Beneath Earth’s surface lies a kingdom of undiscovered microscopic life. These “intraterrestrials” survive in some of the harshest conditions on the planet — and scientists are hunting for these microbes.

In this excerpt from “Intraterrestrials: Discovering the Strangest Life on Earth” (Princeton University Press, 2025), author Karen G. Lloyd, a microbial biogeochemist at the University of Southern California Dornsife, examines the idea of evolution among life that can survive for hundreds of thousands — if not millions — of years in a dormant state and what it might be waiting for to “wake up.”

You may like

How does one evolve to stop growing for thousands of years? Recent work suggests that microbes buried deep in oceanic seafloor sediments may be doing just that. Such organisms can be referred to as intraterrestrials, small microorganisms living inside Earth’s crust all around the globe. To answer this tough evolutionary question, first we have to think about what these organisms would experience in their lifetimes. These slow organisms wouldn’t be concerned about the length of a day.
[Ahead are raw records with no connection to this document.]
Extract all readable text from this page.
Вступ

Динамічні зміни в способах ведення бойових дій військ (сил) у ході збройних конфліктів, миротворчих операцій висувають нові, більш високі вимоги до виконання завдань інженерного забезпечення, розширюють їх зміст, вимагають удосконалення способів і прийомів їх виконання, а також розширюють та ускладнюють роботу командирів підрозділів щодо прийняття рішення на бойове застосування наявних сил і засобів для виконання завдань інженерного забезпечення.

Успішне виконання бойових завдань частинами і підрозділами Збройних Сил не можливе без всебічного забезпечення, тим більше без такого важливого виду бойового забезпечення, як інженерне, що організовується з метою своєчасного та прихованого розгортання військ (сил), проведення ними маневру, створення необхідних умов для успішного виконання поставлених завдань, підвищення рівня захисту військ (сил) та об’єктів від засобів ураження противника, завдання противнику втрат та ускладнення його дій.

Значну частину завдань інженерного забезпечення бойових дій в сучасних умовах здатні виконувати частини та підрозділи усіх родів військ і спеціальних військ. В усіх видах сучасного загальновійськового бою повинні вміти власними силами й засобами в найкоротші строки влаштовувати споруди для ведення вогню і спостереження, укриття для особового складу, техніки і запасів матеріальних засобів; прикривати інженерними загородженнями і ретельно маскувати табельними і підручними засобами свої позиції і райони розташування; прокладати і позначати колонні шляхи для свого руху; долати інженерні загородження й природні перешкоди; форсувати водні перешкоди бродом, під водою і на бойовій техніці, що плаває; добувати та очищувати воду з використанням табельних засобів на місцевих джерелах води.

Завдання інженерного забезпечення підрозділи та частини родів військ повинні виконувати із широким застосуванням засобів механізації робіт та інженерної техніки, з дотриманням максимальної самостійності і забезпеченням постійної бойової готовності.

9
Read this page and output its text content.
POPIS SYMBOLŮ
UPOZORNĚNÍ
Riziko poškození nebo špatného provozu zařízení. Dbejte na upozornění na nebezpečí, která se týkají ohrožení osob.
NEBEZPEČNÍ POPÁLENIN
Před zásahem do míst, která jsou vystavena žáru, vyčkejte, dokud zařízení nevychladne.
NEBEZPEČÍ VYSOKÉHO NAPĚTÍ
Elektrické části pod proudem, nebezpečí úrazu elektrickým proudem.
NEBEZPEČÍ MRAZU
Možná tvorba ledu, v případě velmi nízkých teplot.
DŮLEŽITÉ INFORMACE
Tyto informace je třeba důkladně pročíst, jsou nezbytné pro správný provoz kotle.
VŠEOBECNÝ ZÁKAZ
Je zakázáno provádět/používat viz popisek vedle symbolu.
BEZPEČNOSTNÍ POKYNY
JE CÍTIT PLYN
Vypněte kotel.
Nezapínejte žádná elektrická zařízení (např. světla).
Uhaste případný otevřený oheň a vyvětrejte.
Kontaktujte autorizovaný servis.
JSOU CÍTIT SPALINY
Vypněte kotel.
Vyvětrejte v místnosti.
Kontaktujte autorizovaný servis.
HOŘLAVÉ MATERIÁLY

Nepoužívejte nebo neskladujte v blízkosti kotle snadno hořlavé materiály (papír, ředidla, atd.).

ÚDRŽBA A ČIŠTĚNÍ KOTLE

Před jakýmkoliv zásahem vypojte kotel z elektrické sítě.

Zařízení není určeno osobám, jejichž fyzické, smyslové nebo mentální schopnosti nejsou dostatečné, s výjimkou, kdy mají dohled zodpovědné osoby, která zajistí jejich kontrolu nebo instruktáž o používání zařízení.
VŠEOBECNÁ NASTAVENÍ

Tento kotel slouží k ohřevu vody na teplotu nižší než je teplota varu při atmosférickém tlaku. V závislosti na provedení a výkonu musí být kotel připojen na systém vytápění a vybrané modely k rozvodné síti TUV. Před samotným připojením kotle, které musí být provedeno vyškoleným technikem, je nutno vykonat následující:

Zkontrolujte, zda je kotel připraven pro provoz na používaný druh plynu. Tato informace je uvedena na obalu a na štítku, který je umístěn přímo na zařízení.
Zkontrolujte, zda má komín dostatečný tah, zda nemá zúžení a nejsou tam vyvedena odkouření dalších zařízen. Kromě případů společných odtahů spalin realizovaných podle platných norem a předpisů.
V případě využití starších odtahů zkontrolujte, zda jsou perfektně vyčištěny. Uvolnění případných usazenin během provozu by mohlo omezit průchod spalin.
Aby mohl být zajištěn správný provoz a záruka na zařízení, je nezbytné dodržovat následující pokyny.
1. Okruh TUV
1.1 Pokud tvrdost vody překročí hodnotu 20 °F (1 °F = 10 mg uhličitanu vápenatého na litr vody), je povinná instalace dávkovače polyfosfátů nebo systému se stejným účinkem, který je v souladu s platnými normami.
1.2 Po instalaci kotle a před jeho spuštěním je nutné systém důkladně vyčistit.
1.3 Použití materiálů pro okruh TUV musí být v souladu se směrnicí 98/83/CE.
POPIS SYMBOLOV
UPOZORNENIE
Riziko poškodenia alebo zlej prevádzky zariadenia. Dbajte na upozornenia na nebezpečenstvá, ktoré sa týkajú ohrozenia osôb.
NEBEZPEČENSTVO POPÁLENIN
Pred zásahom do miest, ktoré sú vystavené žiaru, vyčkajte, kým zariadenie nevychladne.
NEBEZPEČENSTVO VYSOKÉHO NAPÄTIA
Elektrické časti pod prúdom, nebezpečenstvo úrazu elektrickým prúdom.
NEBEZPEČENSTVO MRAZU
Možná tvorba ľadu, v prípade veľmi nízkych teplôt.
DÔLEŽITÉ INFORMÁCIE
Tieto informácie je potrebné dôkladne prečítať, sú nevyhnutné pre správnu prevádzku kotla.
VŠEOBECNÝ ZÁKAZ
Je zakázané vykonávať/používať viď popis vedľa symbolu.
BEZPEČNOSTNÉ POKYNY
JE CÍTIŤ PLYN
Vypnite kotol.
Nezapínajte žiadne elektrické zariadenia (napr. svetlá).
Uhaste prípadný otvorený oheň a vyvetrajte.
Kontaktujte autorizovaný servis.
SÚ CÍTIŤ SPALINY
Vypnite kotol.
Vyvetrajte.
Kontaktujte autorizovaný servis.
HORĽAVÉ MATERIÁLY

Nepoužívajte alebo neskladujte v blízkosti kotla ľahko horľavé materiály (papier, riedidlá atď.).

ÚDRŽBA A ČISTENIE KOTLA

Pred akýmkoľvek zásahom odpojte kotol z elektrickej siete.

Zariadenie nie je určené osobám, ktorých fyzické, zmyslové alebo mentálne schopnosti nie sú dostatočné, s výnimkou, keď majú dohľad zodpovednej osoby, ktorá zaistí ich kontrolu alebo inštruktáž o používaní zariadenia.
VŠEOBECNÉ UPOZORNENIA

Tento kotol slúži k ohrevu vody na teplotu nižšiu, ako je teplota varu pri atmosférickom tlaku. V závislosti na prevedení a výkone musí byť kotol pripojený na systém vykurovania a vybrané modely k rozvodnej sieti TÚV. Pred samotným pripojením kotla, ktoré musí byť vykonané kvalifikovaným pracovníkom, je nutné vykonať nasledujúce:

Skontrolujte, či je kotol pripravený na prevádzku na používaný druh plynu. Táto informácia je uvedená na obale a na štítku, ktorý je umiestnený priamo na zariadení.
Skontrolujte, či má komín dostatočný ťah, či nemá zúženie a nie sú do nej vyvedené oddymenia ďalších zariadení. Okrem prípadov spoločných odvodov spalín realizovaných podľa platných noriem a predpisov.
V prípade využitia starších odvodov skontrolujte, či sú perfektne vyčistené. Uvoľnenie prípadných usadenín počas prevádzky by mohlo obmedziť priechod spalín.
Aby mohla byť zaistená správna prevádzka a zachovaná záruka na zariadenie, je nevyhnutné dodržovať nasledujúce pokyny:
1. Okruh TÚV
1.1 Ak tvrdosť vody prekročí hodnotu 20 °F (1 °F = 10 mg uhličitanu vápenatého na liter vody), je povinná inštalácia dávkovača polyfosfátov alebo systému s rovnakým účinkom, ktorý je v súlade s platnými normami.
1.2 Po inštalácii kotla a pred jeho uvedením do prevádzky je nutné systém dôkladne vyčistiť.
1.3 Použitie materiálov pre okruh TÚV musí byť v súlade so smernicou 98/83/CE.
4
They’re buried so deep that they can’t detect the sun anyway. They probably wouldn’t even notice a change in season.

However, they might care about other, longer geological rhythms: the opening and closing of oceanic basins through plate tectonics, the formation and subsidence of new island chains, or new fluid flows brought on by slow formation of cracks in Earth’s crust. The biology I was taught in school considered these events to be evolutionary drivers for a species, not an individual.

For instance, Darwin’s finches evolved new beak shapes because they had been isolated on an island with a particular shape of seed to eat. This evolution happened over the geological timescale of island formation, but it occurred in a species lineage, not in an individual bird. We know, however, that individuals are also capable of changing along with the rhythms of their environment. An individual Arctic fox’s (Vulpes lagopus) fur changes from white to brown when the snow melts every spring. Many people (though sadly, not me) wake up at the same time each morning without the aid of an alarm. Daily and yearly rhythms seem like reasonable things for a person or an animal to keep track of.

Ice ages, less so. Anticipating changes over longer timescales seems ridiculous. It would be silly to suggest that an individual finch would have evolved the ability to swim because it had an innate anticipation that its island would subside into the sea in 100,000 years. Or that a beetle in the Gobi Desert could only reproduce when it ate an Amazon rainforest seed because it was born millions of years ago when South America and Africa were nestled into each other, and its DNA instructed it to reproduce when the tectonic gap closed again.

These scenarios make no sense for animals, but they may be reasonable for the intraterrestrials. An individual that lives for a million years might be evolutionarily predisposed to count on something as slow as island subsidence in the same way that we are evolutionarily predisposed to wait for the sun to rise tomorrow. To fully understand intraterrestrials, we may have to rethink what qualifies as an evolutionary cue.